An amusing cartoon in a men's magazine shows a doctor examining a poor guy whose face and genitals are covered in ugly red spots. The patient reminisces sadly: "The thing that attracted me most about that woman was her infectious laughter."
A recent study on the theme of happiness, published in the British Medical Journal, concludes that the best way to attain happiness is to be surrounded by happy people. To my mind, that earth-shaking conclusion is on a par with the affirmation that it's better to be happy, healthy and wealthy rather than sad, sick and penniless. One of the researchers, the Californian political scientist James Fowler, hit upon an elegant metaphor, suggesting that the contagion of happy emotions within a social network is a little like catching an STD (sexually transmitted disease). He explained: "Happiness not only spreads from person to person but also from person to person to person. [...] For example, in a network of sexual partners, if you have many partners and your partners have many partners, you are more susceptible to catching an STD."

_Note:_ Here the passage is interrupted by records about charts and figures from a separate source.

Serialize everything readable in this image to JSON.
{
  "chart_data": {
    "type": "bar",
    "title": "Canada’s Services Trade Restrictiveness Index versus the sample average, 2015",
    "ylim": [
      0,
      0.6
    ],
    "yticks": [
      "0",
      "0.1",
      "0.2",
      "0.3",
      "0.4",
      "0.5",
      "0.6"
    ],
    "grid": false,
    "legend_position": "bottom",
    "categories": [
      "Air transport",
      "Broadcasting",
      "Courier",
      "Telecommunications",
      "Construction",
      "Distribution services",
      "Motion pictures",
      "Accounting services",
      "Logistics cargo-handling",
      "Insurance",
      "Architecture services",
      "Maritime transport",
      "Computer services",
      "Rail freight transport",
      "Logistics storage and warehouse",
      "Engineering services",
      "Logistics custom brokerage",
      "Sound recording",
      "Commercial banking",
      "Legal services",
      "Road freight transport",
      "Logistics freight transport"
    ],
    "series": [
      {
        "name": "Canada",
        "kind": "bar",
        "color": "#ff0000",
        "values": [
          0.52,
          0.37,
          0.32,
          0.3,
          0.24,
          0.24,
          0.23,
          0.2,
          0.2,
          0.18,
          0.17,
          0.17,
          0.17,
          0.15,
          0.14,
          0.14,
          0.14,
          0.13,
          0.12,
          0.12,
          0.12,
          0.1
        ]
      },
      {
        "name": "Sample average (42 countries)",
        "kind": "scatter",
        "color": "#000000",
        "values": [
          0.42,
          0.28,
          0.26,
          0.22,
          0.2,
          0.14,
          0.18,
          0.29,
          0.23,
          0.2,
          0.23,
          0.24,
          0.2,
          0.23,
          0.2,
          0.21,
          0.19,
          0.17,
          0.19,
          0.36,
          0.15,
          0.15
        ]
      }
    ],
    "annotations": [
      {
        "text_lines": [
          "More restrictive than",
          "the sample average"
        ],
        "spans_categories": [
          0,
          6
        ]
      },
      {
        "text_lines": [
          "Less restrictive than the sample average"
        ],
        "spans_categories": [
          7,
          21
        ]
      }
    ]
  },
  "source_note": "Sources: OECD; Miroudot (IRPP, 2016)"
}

An observer might wonder whether research of this kind is truly scientific, or whether we should be skeptical of such would-be studies. A critic said: "Friends select people to be their friends based on similar characteristics, and potentially happy people choose to be friends with other happy people." Fowler reacted: "The whole point of science is that you want to capture a great idea but then retain healthy skepticism." I agree. Happiness is a great idea. If science can indeed capture what it's all about, then so much the better for science and for all of us. Meanwhile, I'm immensely happy to remain a healthy skeptic.